»Sehr wahr, Herr Chucks, Sie sind der bessere Philosoph von beiden.«
»Ich bin besser erzogen, Herr Simpel, und wie ich hoffe, mehr ein Gentleman.«
»Ich denke, ein Gentleman muß in gewissem Grade Philosoph sein; denn er ist sehr oft gezwungen, seinen Charakter als solchen zu behaupten, und muß manches einstecken, was einen andern in heftige Leidenschaft versetzen könnte. Kaltblütigkeit halte ich für ein Hauptmerkmal eines Gentleman.«
»Im Dienste, Herr Simpel, muß man zornig scheinen, ohne daß man sich diesem Gefühle hingiebt. Ich kann Ihnen versichern, daß ich nie meine Gemütsruhe verliere, selbst wenn ich von meinem Rohrstocke Gebrauch mache.«
»Wie kommt es denn, Herr Chucks, daß Sie soviel auf die Matrosen fluchen? Dies ist gewiß nicht gentlemanisch.«
»Allerdings nicht, Sir. Allein ich muß mich verteidigen, indem ich auf den ganz erkünstelten Zustand aufmerksam mache, in welchem wir an Bord eines Kriegsschiffes leben. Not, mein lieber Herr Simpel, kennt kein Gebot. Sie müssen bemerken, wie höflich ich immer beginne, wenn ich einen Fehler zu rügen habe. Ich thue dies, um meine feinen Manieren zu zeigen; allein Sir, mein Eifer für den Dienst zwingt mich, meine Sprache zu ändern, und am Ende zu beweisen, daß ich es ernst meine.

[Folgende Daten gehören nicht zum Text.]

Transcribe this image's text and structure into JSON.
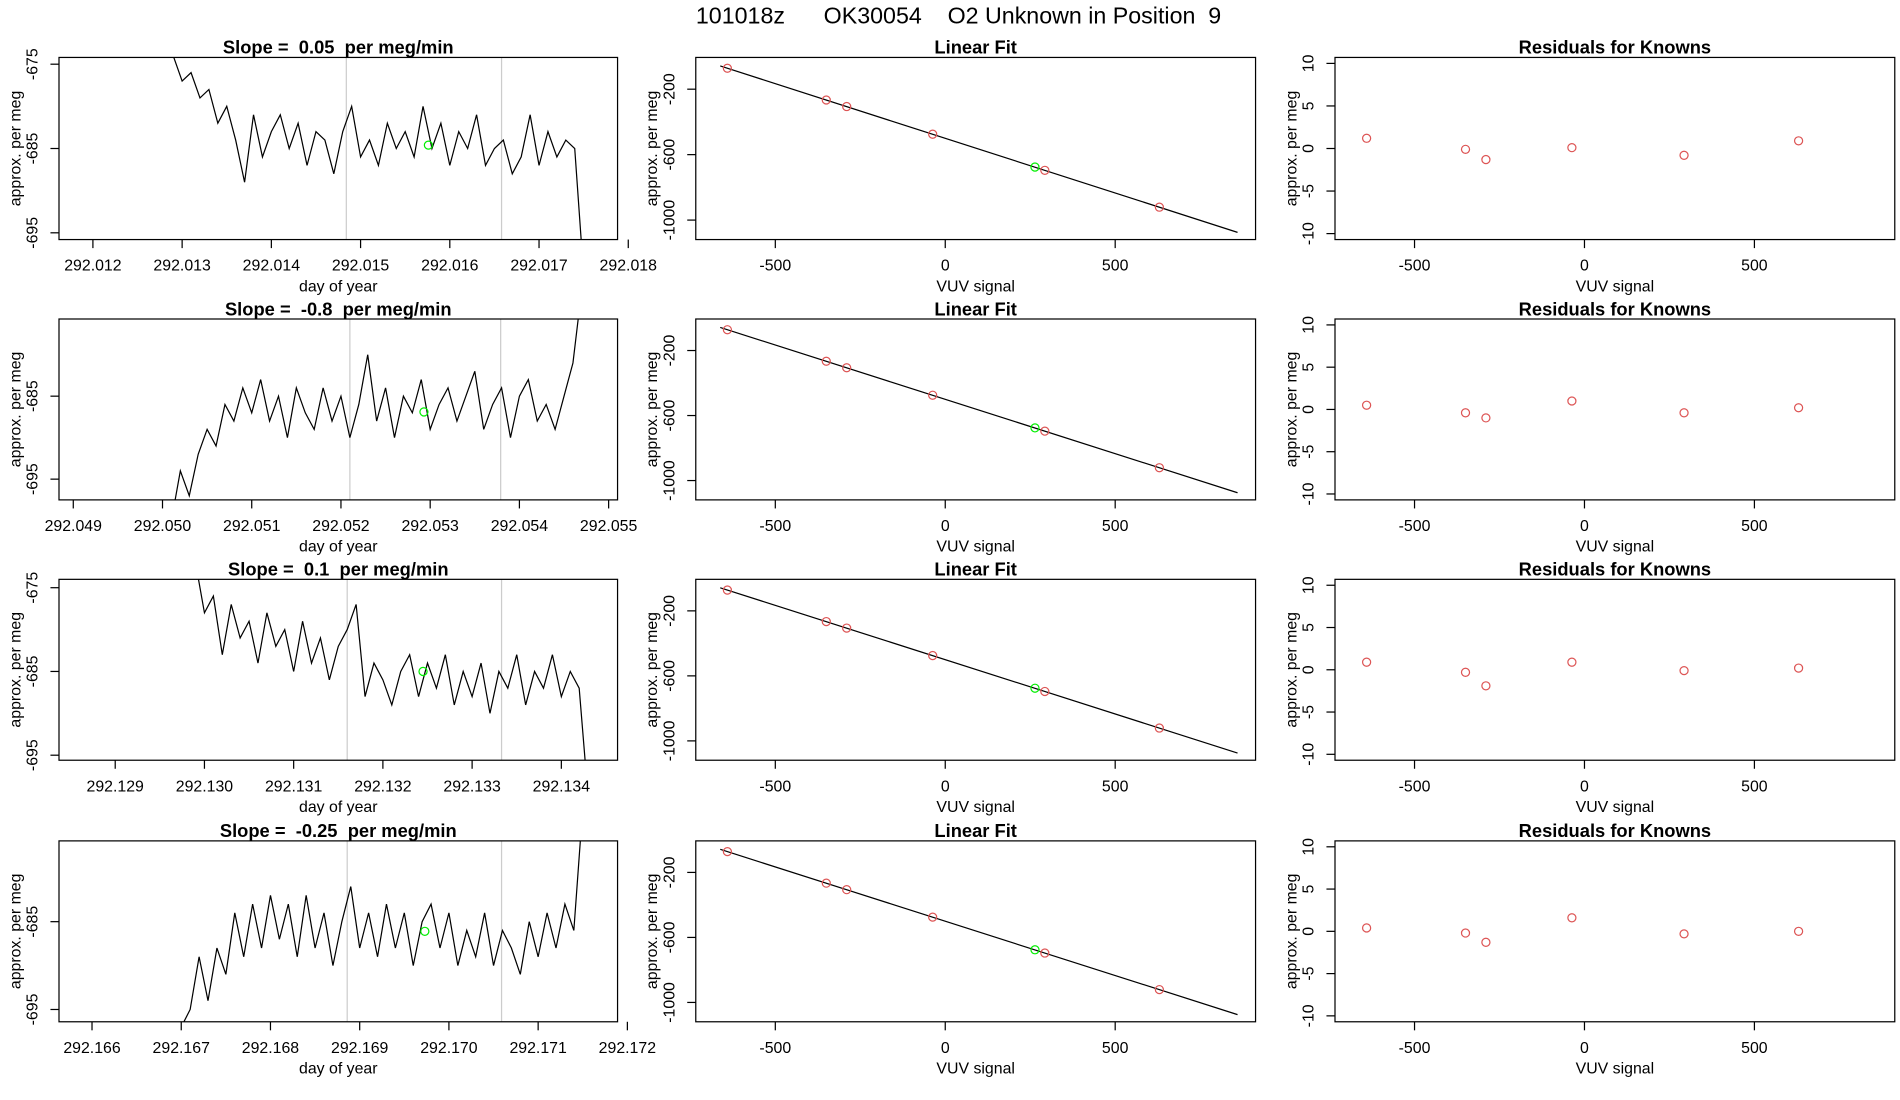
{
  "title": "101018z      OK30054    O2 Unknown in Position  9",
  "chart_data": [
    {
      "type": "line",
      "title": "Slope =  0.05  per meg/min",
      "x_label": "day of year",
      "y_label": "approx. per meg",
      "color": "#000000",
      "x": [
        292.0128,
        292.0129,
        292.013,
        292.0131,
        292.0132,
        292.0133,
        292.0134,
        292.0135,
        292.0136,
        292.0137,
        292.0138,
        292.0139,
        292.014,
        292.0141,
        292.0142,
        292.0143,
        292.0144,
        292.0145,
        292.0146,
        292.0147,
        292.0148,
        292.0149,
        292.015,
        292.0151,
        292.0152,
        292.0153,
        292.0154,
        292.0155,
        292.0156,
        292.0157,
        292.0158,
        292.0159,
        292.016,
        292.0161,
        292.0162,
        292.0163,
        292.0164,
        292.0165,
        292.0166,
        292.0167,
        292.0168,
        292.0169,
        292.017,
        292.0171,
        292.0172,
        292.0173,
        292.0174,
        292.0175
      ],
      "values": [
        -668,
        -674,
        -677,
        -676,
        -679,
        -678,
        -682,
        -680,
        -684,
        -689,
        -681,
        -686,
        -683,
        -681,
        -685,
        -682,
        -687,
        -683,
        -684,
        -688,
        -683,
        -680,
        -686,
        -684,
        -687,
        -682,
        -685,
        -683,
        -686,
        -680,
        -685,
        -682,
        -687,
        -683,
        -685,
        -681,
        -687,
        -685,
        -684,
        -688,
        -686,
        -681,
        -687,
        -683,
        -686,
        -684,
        -685,
        -700
      ],
      "xlim": [
        292.01162,
        292.01788
      ],
      "ylim": [
        -695.8,
        -674.2
      ],
      "xticks": [
        292.012,
        292.013,
        292.014,
        292.015,
        292.016,
        292.017,
        292.018
      ],
      "yticks": [
        -695,
        -685,
        -675
      ],
      "vlines": [
        292.01484,
        292.01658
      ],
      "vline_color": "#cccccc",
      "points": {
        "x": [
          292.01576
        ],
        "values": [
          -684.6
        ],
        "color": "#00ee00"
      }
    },
    {
      "type": "scatter",
      "title": "Linear Fit",
      "x_label": "VUV signal",
      "y_label": "approx. per meg",
      "color": "#dd5555",
      "x": [
        -641,
        -350,
        -290,
        -37,
        293,
        630
      ],
      "values": [
        -72,
        -266,
        -306,
        -475,
        -696,
        -921
      ],
      "points": {
        "x": [
          264
        ],
        "values": [
          -676
        ],
        "color": "#00ee00"
      },
      "fit_line": {
        "x": [
          -662,
          860
        ],
        "values": [
          -58,
          -1075
        ],
        "color": "#000000"
      },
      "xlim": [
        -734,
        913
      ],
      "ylim": [
        -1119,
        -6
      ],
      "xticks": [
        -500,
        0,
        500
      ],
      "yticks": [
        -1000,
        -600,
        -200
      ]
    },
    {
      "type": "scatter",
      "title": "Residuals for Knowns",
      "x_label": "VUV signal",
      "y_label": "approx. per meg",
      "color": "#dd5555",
      "x": [
        -641,
        -350,
        -290,
        -37,
        293,
        630
      ],
      "values": [
        1.2,
        -0.1,
        -1.3,
        0.1,
        -0.8,
        0.9
      ],
      "xlim": [
        -734,
        913
      ],
      "ylim": [
        -10.7,
        10.7
      ],
      "xticks": [
        -500,
        0,
        500
      ],
      "yticks": [
        -10,
        -5,
        0,
        5,
        10
      ]
    },
    {
      "type": "line",
      "title": "Slope =  -0.8  per meg/min",
      "x_label": "day of year",
      "y_label": "approx. per meg",
      "color": "#000000",
      "x": [
        292.0501,
        292.0502,
        292.0503,
        292.0504,
        292.0505,
        292.0506,
        292.0507,
        292.0508,
        292.0509,
        292.051,
        292.0511,
        292.0512,
        292.0513,
        292.0514,
        292.0515,
        292.0516,
        292.0517,
        292.0518,
        292.0519,
        292.052,
        292.0521,
        292.0522,
        292.0523,
        292.0524,
        292.0525,
        292.0526,
        292.0527,
        292.0528,
        292.0529,
        292.053,
        292.0531,
        292.0532,
        292.0533,
        292.0534,
        292.0535,
        292.0536,
        292.0537,
        292.0538,
        292.0539,
        292.054,
        292.0541,
        292.0542,
        292.0543,
        292.0544,
        292.0545,
        292.0546,
        292.0547
      ],
      "values": [
        -700,
        -694,
        -697,
        -692,
        -689,
        -691,
        -686,
        -688,
        -684,
        -687,
        -683,
        -688,
        -685,
        -690,
        -684,
        -687,
        -689,
        -684,
        -688,
        -685,
        -690,
        -686,
        -680,
        -688,
        -684,
        -690,
        -685,
        -687,
        -683,
        -689,
        -686,
        -684,
        -688,
        -685,
        -682,
        -689,
        -686,
        -684,
        -690,
        -685,
        -683,
        -688,
        -686,
        -689,
        -685,
        -681,
        -672
      ],
      "xlim": [
        292.04884,
        292.0551
      ],
      "ylim": [
        -697.5,
        -675.7
      ],
      "xticks": [
        292.049,
        {
          "value": 292.05,
          "label": "292.050"
        },
        292.051,
        292.052,
        292.053,
        292.054,
        292.055
      ],
      "yticks": [
        -695,
        -685
      ],
      "vlines": [
        292.0521,
        292.05379
      ],
      "vline_color": "#cccccc",
      "points": {
        "x": [
          292.05293
        ],
        "values": [
          -686.9
        ],
        "color": "#00ee00"
      }
    },
    {
      "type": "scatter",
      "title": "Linear Fit",
      "x_label": "VUV signal",
      "y_label": "approx. per meg",
      "color": "#dd5555",
      "x": [
        -641,
        -350,
        -290,
        -37,
        293,
        630
      ],
      "values": [
        -72,
        -266,
        -306,
        -475,
        -696,
        -921
      ],
      "points": {
        "x": [
          264
        ],
        "values": [
          -676
        ],
        "color": "#00ee00"
      },
      "fit_line": {
        "x": [
          -662,
          860
        ],
        "values": [
          -58,
          -1075
        ],
        "color": "#000000"
      },
      "xlim": [
        -734,
        913
      ],
      "ylim": [
        -1119,
        -6
      ],
      "xticks": [
        -500,
        0,
        500
      ],
      "yticks": [
        -1000,
        -600,
        -200
      ]
    },
    {
      "type": "scatter",
      "title": "Residuals for Knowns",
      "x_label": "VUV signal",
      "y_label": "approx. per meg",
      "color": "#dd5555",
      "x": [
        -641,
        -350,
        -290,
        -37,
        293,
        630
      ],
      "values": [
        0.5,
        -0.4,
        -1.0,
        1.0,
        -0.4,
        0.2
      ],
      "xlim": [
        -734,
        913
      ],
      "ylim": [
        -10.7,
        10.7
      ],
      "xticks": [
        -500,
        0,
        500
      ],
      "yticks": [
        -10,
        -5,
        0,
        5,
        10
      ]
    },
    {
      "type": "line",
      "title": "Slope =  0.1  per meg/min",
      "x_label": "day of year",
      "y_label": "approx. per meg",
      "color": "#000000",
      "x": [
        292.1299,
        292.13,
        292.1301,
        292.1302,
        292.1303,
        292.1304,
        292.1305,
        292.1306,
        292.1307,
        292.1308,
        292.1309,
        292.131,
        292.1311,
        292.1312,
        292.1313,
        292.1314,
        292.1315,
        292.1316,
        292.1317,
        292.1318,
        292.1319,
        292.132,
        292.1321,
        292.1322,
        292.1323,
        292.1324,
        292.1325,
        292.1326,
        292.1327,
        292.1328,
        292.1329,
        292.133,
        292.1331,
        292.1332,
        292.1333,
        292.1334,
        292.1335,
        292.1336,
        292.1337,
        292.1338,
        292.1339,
        292.134,
        292.1341,
        292.1342,
        292.1343
      ],
      "values": [
        -672,
        -678,
        -676,
        -683,
        -677,
        -681,
        -679,
        -684,
        -678,
        -682,
        -680,
        -685,
        -679,
        -684,
        -681,
        -686,
        -682,
        -680,
        -677,
        -688,
        -684,
        -686,
        -689,
        -685,
        -683,
        -688,
        -684,
        -687,
        -683,
        -689,
        -685,
        -688,
        -684,
        -690,
        -685,
        -687,
        -683,
        -689,
        -685,
        -687,
        -683,
        -688,
        -685,
        -687,
        -700
      ],
      "xlim": [
        292.12837,
        292.13463
      ],
      "ylim": [
        -695.6,
        -674.0
      ],
      "xticks": [
        292.129,
        {
          "value": 292.13,
          "label": "292.130"
        },
        292.131,
        292.132,
        292.133,
        292.134
      ],
      "yticks": [
        -695,
        -685,
        -675
      ],
      "vlines": [
        292.1316,
        292.13333
      ],
      "vline_color": "#cccccc",
      "points": {
        "x": [
          292.13245
        ],
        "values": [
          -685.0
        ],
        "color": "#00ee00"
      }
    },
    {
      "type": "scatter",
      "title": "Linear Fit",
      "x_label": "VUV signal",
      "y_label": "approx. per meg",
      "color": "#dd5555",
      "x": [
        -641,
        -350,
        -290,
        -37,
        293,
        630
      ],
      "values": [
        -72,
        -266,
        -306,
        -475,
        -696,
        -921
      ],
      "points": {
        "x": [
          264
        ],
        "values": [
          -676
        ],
        "color": "#00ee00"
      },
      "fit_line": {
        "x": [
          -662,
          860
        ],
        "values": [
          -58,
          -1075
        ],
        "color": "#000000"
      },
      "xlim": [
        -734,
        913
      ],
      "ylim": [
        -1119,
        -6
      ],
      "xticks": [
        -500,
        0,
        500
      ],
      "yticks": [
        -1000,
        -600,
        -200
      ]
    },
    {
      "type": "scatter",
      "title": "Residuals for Knowns",
      "x_label": "VUV signal",
      "y_label": "approx. per meg",
      "color": "#dd5555",
      "x": [
        -641,
        -350,
        -290,
        -37,
        293,
        630
      ],
      "values": [
        0.9,
        -0.3,
        -1.9,
        0.9,
        -0.1,
        0.2
      ],
      "xlim": [
        -734,
        913
      ],
      "ylim": [
        -10.7,
        10.7
      ],
      "xticks": [
        -500,
        0,
        500
      ],
      "yticks": [
        -10,
        -5,
        0,
        5,
        10
      ]
    },
    {
      "type": "line",
      "title": "Slope =  -0.25  per meg/min",
      "x_label": "day of year",
      "y_label": "approx. per meg",
      "color": "#000000",
      "x": [
        292.167,
        292.1671,
        292.1672,
        292.1673,
        292.1674,
        292.1675,
        292.1676,
        292.1677,
        292.1678,
        292.1679,
        292.168,
        292.1681,
        292.1682,
        292.1683,
        292.1684,
        292.1685,
        292.1686,
        292.1687,
        292.1688,
        292.1689,
        292.169,
        292.1691,
        292.1692,
        292.1693,
        292.1694,
        292.1695,
        292.1696,
        292.1697,
        292.1698,
        292.1699,
        292.17,
        292.1701,
        292.1702,
        292.1703,
        292.1704,
        292.1705,
        292.1706,
        292.1707,
        292.1708,
        292.1709,
        292.171,
        292.1711,
        292.1712,
        292.1713,
        292.1714,
        292.1715
      ],
      "values": [
        -697,
        -695,
        -689,
        -694,
        -688,
        -691,
        -684,
        -689,
        -683,
        -688,
        -682,
        -687,
        -683,
        -689,
        -682,
        -688,
        -684,
        -690,
        -685,
        -681,
        -688,
        -684,
        -689,
        -683,
        -688,
        -684,
        -690,
        -685,
        -683,
        -688,
        -684,
        -690,
        -686,
        -689,
        -684,
        -690,
        -686,
        -688,
        -691,
        -685,
        -689,
        -684,
        -688,
        -683,
        -686,
        -672
      ],
      "xlim": [
        292.16563,
        292.17189
      ],
      "ylim": [
        -696.4,
        -675.8
      ],
      "xticks": [
        292.166,
        292.167,
        292.168,
        292.169,
        {
          "value": 292.17,
          "label": "292.170"
        },
        292.171,
        292.172
      ],
      "yticks": [
        -695,
        -685
      ],
      "vlines": [
        292.16886,
        292.17059
      ],
      "vline_color": "#cccccc",
      "points": {
        "x": [
          292.16973
        ],
        "values": [
          -686.1
        ],
        "color": "#00ee00"
      }
    },
    {
      "type": "scatter",
      "title": "Linear Fit",
      "x_label": "VUV signal",
      "y_label": "approx. per meg",
      "color": "#dd5555",
      "x": [
        -641,
        -350,
        -290,
        -37,
        293,
        630
      ],
      "values": [
        -72,
        -266,
        -306,
        -475,
        -696,
        -921
      ],
      "points": {
        "x": [
          264
        ],
        "values": [
          -676
        ],
        "color": "#00ee00"
      },
      "fit_line": {
        "x": [
          -662,
          860
        ],
        "values": [
          -58,
          -1075
        ],
        "color": "#000000"
      },
      "xlim": [
        -734,
        913
      ],
      "ylim": [
        -1119,
        -6
      ],
      "xticks": [
        -500,
        0,
        500
      ],
      "yticks": [
        -1000,
        -600,
        -200
      ]
    },
    {
      "type": "scatter",
      "title": "Residuals for Knowns",
      "x_label": "VUV signal",
      "y_label": "approx. per meg",
      "color": "#dd5555",
      "x": [
        -641,
        -350,
        -290,
        -37,
        293,
        630
      ],
      "values": [
        0.4,
        -0.2,
        -1.3,
        1.6,
        -0.3,
        0.0
      ],
      "xlim": [
        -734,
        913
      ],
      "ylim": [
        -10.7,
        10.7
      ],
      "xticks": [
        -500,
        0,
        500
      ],
      "yticks": [
        -10,
        -5,
        0,
        5,
        10
      ]
    }
  ]
}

Nichts würde mir mehr Vergnügen gewähren, als wenn ich als ein Gentleman meinen Dienst erfüllen könnte, allein das ist unmöglich.«
»Ich sehe in der That nicht ein, warum?«
»Sie können mir dann vielleicht erklären, warum der Kapitän und der erste Leutnant fluchen?«
»Dies will ich nicht beantworten, aber sie thun es nur im Notfall.«
»Ganz richtig, allein, Sir, ihr Notfall ist mein täglicher und stündlicher Dienst. Bei dem beständigen Arbeiten auf dem Schiffe bin ich für alles verantwortlich, was fehlerhaft geschieht; das Leben eines Bootsmannes ist ein Leben des Notfalls und daher fluche ich.«
»Ich kann dennoch nicht zugeben, daß es notwendig ist, und gewiß ist es sündhaft.«
»Entschuldigen Sie, mein lieber Herr; es ist durchaus notwendig und keineswegs sündhaft. Es giebt eine Sprache für die Kanzel, und eine andere an Bord eines Schiffes, und in jeder Lage muß ein Mann die Ausdrücke gebrauchen, welche am wahrscheinlichsten die nötige Wirkung auf seine Zuhörer hervorbringen. Kommt es nun von der langen Gewohnheit im Dienste, oder von der Gleichgiltigkeit eines Matrosen gegen alltägliche Dinge und Ausdrücke her (ich kann mich nicht recht erklären, Herr Simpel, allein ich weiß, was ich meine), vielleicht mag es auch ein beständiger Anreiz sein, und deshalb braucht es mehr Stimilis, wie sie es nennen, um ihn in Bewegung zu setzen. Gewiß ist soviel, daß die gewöhnliche Sprachweise bei den Matrosen nicht ausreicht. Hier heißt es nicht, wie in der heiligen Schrift: ›Thu dies und er thut es‹ (nebenher bemerkt, dieser Bursche muß seine Soldaten tüchtig in Ordnung gehalten haben), sondern da muß es heißen: ›Thu dies, Gott verdamm dich‹, und dann ist es auf der Stelle gethan. Der Befehl ›zu thun‹, macht gerade das Gewicht einer Kanonenkugel, allein es fehlt die Triebkraft, ›das Gott verdamm dich‹, ist das Schießpulver, welches ihm in der Ausübung seines Dienstes Flügel verleiht. Verstehen Sie mich, Herr Simpel?«
»Ich verstehe Sie vollkommen, Herr Chucks, und kann nicht umhin, zu bemerken, und zwar ohne Schmeichelei, daß Sie sich von den übrigen Unteroffizieren sehr unterscheiden. Wo erhielten Sie Ihre Erziehung?«
»Herr Simpel, ich bin hier ein Bootsmann mit reinlichem Hemde, und ich darf es selbst sagen, und niemand wird es bestreiten, verstehe meinen Dienst durchaus. Allein obschon ich nicht sagen will, daß ich mich je besser befunden habe, so kann ich es doch behaupten, daß ich in der besten Gesellschaft, in der von Lords und Ladies, gewesen bin. Ich speiste sogar einmal mit Ihrem Großvater.«
»Das ist mehr, als ich jemals that, denn er lud mich nie ein, und nahm nicht die geringste Notiz von mir«, erwiderte ich.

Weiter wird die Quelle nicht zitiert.